Looks innocent enough, doesn't he?
"Be careful of the rabbit," said Dirk. "He'll eat anything. In fact, he'll eat everything."
I remember smiling to myself when he said that, thinking that the rabbit - or Cachou or Cashew to give him his bilingual names - would have to go some to beat Ottawacker Jr. to any food. But what I had failed to understand was that the rabbit doesn't actually need food to eat, it will literally try to eat anything.

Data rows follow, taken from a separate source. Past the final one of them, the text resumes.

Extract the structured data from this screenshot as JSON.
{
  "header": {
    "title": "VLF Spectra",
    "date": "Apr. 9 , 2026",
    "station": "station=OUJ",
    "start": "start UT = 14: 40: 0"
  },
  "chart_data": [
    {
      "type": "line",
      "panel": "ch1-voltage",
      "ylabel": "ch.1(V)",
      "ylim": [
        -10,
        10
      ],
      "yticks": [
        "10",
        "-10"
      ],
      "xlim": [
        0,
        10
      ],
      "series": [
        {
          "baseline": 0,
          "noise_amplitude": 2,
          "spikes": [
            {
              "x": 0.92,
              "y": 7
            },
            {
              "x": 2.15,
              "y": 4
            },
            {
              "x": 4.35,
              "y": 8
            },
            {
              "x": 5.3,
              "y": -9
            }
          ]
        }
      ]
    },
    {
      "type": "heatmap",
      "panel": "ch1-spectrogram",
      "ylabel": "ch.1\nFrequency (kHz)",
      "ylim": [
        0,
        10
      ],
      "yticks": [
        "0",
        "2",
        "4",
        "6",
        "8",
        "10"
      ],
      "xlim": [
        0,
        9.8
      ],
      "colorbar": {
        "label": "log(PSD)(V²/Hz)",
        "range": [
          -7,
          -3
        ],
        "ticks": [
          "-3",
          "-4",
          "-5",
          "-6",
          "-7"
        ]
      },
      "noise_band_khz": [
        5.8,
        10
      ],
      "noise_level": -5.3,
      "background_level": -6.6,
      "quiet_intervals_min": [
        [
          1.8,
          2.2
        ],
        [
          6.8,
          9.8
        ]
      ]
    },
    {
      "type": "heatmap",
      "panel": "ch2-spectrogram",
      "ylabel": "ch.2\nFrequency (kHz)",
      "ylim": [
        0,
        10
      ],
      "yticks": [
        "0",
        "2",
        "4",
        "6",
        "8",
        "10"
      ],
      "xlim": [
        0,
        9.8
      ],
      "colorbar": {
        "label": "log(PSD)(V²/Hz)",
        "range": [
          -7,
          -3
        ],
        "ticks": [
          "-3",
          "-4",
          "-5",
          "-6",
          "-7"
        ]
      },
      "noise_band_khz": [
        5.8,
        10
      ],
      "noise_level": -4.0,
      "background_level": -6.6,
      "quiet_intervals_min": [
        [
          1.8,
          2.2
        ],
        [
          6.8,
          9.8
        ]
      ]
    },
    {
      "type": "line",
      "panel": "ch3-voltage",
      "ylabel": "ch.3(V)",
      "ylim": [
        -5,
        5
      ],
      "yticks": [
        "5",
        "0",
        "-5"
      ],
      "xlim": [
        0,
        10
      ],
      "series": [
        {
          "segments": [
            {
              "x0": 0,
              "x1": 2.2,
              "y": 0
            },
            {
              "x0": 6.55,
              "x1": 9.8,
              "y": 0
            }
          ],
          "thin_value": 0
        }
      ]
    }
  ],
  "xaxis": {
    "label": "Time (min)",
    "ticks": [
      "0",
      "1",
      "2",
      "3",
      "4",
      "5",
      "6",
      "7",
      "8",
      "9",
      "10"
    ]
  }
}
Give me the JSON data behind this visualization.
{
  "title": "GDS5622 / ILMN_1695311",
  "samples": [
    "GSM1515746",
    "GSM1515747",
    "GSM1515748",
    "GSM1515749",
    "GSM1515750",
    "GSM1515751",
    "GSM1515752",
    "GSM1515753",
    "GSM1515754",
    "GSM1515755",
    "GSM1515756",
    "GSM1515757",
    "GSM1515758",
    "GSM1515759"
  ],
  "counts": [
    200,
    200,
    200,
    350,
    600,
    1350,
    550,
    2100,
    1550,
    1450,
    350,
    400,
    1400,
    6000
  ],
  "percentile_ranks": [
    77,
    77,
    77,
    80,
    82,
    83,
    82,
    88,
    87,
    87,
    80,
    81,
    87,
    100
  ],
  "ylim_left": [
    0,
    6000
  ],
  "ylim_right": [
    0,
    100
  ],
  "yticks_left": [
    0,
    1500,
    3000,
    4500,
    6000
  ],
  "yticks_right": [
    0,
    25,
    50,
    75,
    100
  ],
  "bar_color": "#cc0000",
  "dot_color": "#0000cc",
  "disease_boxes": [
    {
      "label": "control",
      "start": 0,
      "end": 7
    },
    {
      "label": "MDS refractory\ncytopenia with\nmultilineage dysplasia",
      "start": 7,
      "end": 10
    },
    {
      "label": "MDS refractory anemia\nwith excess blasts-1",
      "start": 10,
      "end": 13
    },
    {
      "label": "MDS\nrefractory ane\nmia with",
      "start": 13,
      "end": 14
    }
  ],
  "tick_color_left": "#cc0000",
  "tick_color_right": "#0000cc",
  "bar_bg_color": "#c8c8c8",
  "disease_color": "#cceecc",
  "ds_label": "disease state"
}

And so, as I was sitting at my laptop checking out what time we were going to leave for tomorrow's Montmorency Falls trip, I saw the battery was coming to the end of its regular cycle. "That's funny," I said to myself, and checked I had put it into the computer properly. Then I checked the plug. And found that my wire, instead of running in a nice long arc from the power source to the laptop, stopped some six inches away from my knee. And there, gnawing the remaining cord into many pieces, all of approximately one inch in length, was the frigging rabbit. Looking innocent. And sweet. And cuddly.
The one thing you could have counted on Mrs. Ottawacker to say at moments like this was that it was not the rabbit's fault, and she didn't disappoint. I powered down the computer, poured myself a large Ricard, and went to sit in the garden.
Other victims of Cachou's lepirine appetite on this day included two apples (taken off the table because we had forgotten to put the chairs in tightly enough); all the leaves off the palm tree; and the power cord to the television (although that might conceivably have been done before).
It's not as if we hadn't been feeding him either; but this rabbit has issues.